Baptism “remains the vocation and destiny of every man and woman in search of conversion and salvation. For baptism fulfils the promise of the gift of God that makes everyone a son or daughter in the Son.”

“In baptism,” according to Pope Francis, “we receive the origin of all fatherhood and true motherhood: no one can have God for a Father who does not have the Church for a mother.” Hence, our mission “is rooted in the fatherhood of God and motherhood of the Church.”

“The mandate given by the Risen Jesus at Easter is inherent in Baptism,” he said, and therefore “this mission is part of our identity as Christians.”

In “today's rampant secularism,” the pope said, “when it becomes an aggressive cultural rejection of God's active fatherhood in our history, is an obstacle to authentic human fraternity, which finds expression in reciprocal respect for the life of each person. Without the God of Jesus Christ, every difference is reduced to a baneful threat, making impossible any real fraternal acceptance and fruitful unity within the human race.”

Pope Francis notes that Benedict XV, given the universality of salvation, saw “that the Church's universal mission requires setting aside exclusivist ideas of membership in one's own country and ethnic group.”

Today, the Church needs men and women “who, by virtue of their baptism, respond generously to the call to leave behind home, family, country, language and local Church, and to be sent forth to the nations, to a world not yet transformed by the sacraments of Jesus Christ and his holy Church.”

Pope Francis noted the coincidence of World Mission Day with the Synod on the Churches in the Amazon, saying, “A renewed Pentecost opens wide the doors of the Church, in order that no culture remain closed in on itself and no people cut off from the universal communion of the faith. No one ought to remain closed in self-absorption, in the self-referentiality of his or her own ethnic and religious affiliation. The Easter event of Jesus breaks through the narrow limits of worlds, religions and cultures, calling them to grow in respect for the dignity of men and women, and towards a deeper conversion to the truth of the Risen Lord who gives authentic life to all.”

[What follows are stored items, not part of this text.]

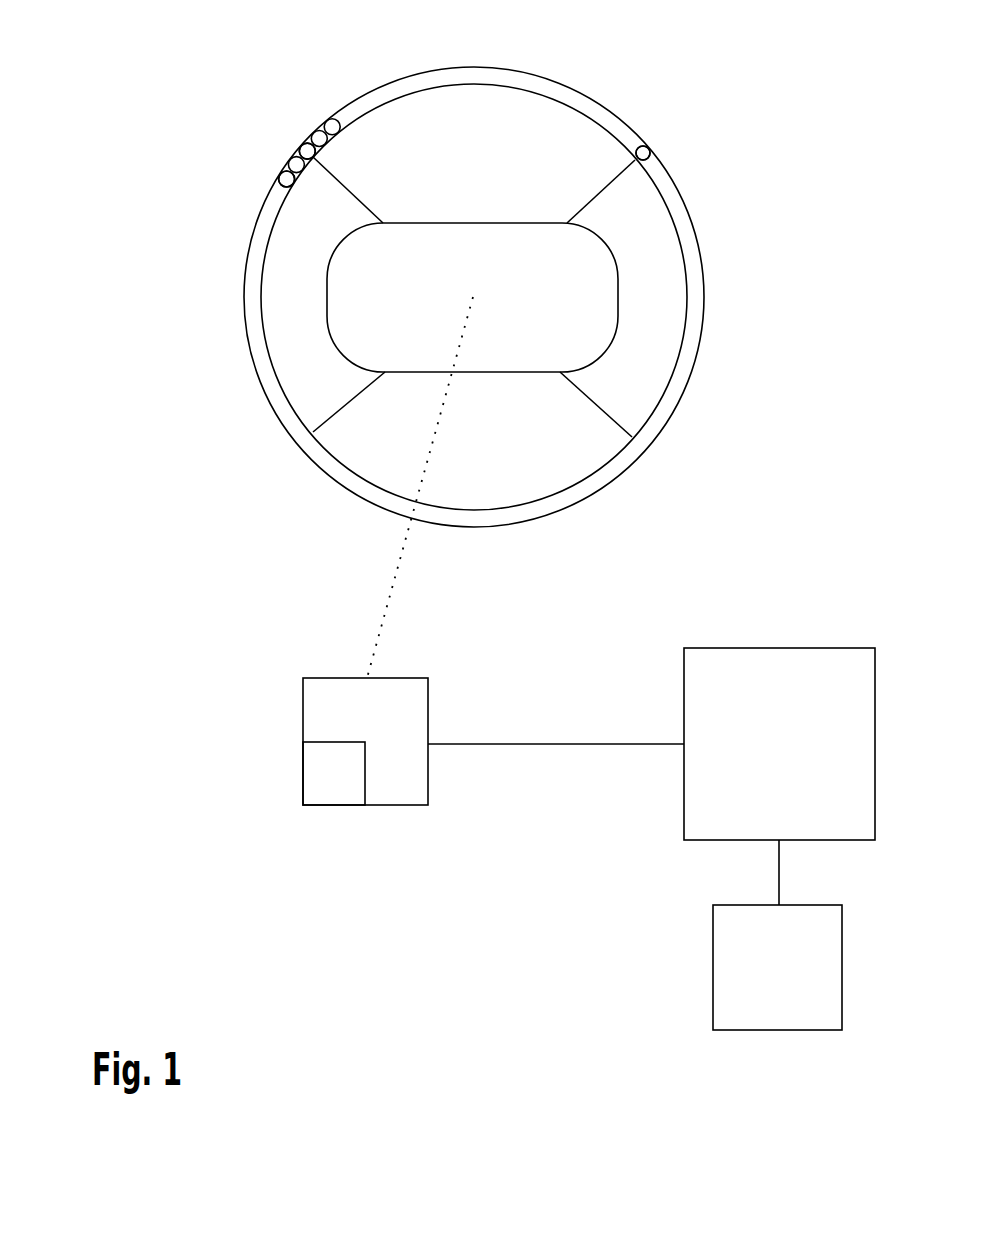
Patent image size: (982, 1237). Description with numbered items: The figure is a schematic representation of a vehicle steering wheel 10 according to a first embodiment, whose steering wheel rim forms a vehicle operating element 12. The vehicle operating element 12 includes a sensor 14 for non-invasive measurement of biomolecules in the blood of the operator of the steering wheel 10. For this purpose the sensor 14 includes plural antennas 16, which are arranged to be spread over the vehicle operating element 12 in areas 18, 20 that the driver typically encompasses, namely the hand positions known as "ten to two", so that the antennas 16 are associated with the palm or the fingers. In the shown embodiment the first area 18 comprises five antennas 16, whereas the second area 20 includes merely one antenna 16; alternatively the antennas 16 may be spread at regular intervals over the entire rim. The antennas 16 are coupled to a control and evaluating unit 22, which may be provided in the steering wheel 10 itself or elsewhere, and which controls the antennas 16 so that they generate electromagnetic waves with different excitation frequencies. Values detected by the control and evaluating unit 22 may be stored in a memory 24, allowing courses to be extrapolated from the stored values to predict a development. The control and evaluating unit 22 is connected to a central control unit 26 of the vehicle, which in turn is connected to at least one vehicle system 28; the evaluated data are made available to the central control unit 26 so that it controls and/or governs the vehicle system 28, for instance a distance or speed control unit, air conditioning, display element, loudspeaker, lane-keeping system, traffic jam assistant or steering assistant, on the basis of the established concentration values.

The vehicle steering wheel 10 is at (462, 339).
The vehicle operating element 12 is at (463, 78).
The sensor 14 is at (308, 100).
The antennas 16 is at (651, 154).
The first area 18 is at (275, 122).
The second area 20 is at (653, 147).
The control and evaluating unit 22 is at (403, 707).
The memory 24 is at (327, 782).
The central control unit 26 is at (776, 678).
The vehicle system 28 is at (737, 987).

We confide our mission to Mary, Mother of the Church, Pope Francis said: “In union with her Son, from the moment of the Incarnation the Blessed Virgin set out on her pilgrim way. She was fully involved in the mission of Jesus, a mission that became her own at the foot of the Cross: the mission of cooperating, as Mother of the Church, in bringing new sons and daughters of God to birth in the Spirit and in faith.”

Pope Francis concluded his message with a brief mention of the Pontifical Mission Societies, who “serve the Church's universality as a global network of support for the Pope in his missionary commitment by prayer, the soul of mission, and charitable offerings from Christians throughout the world.”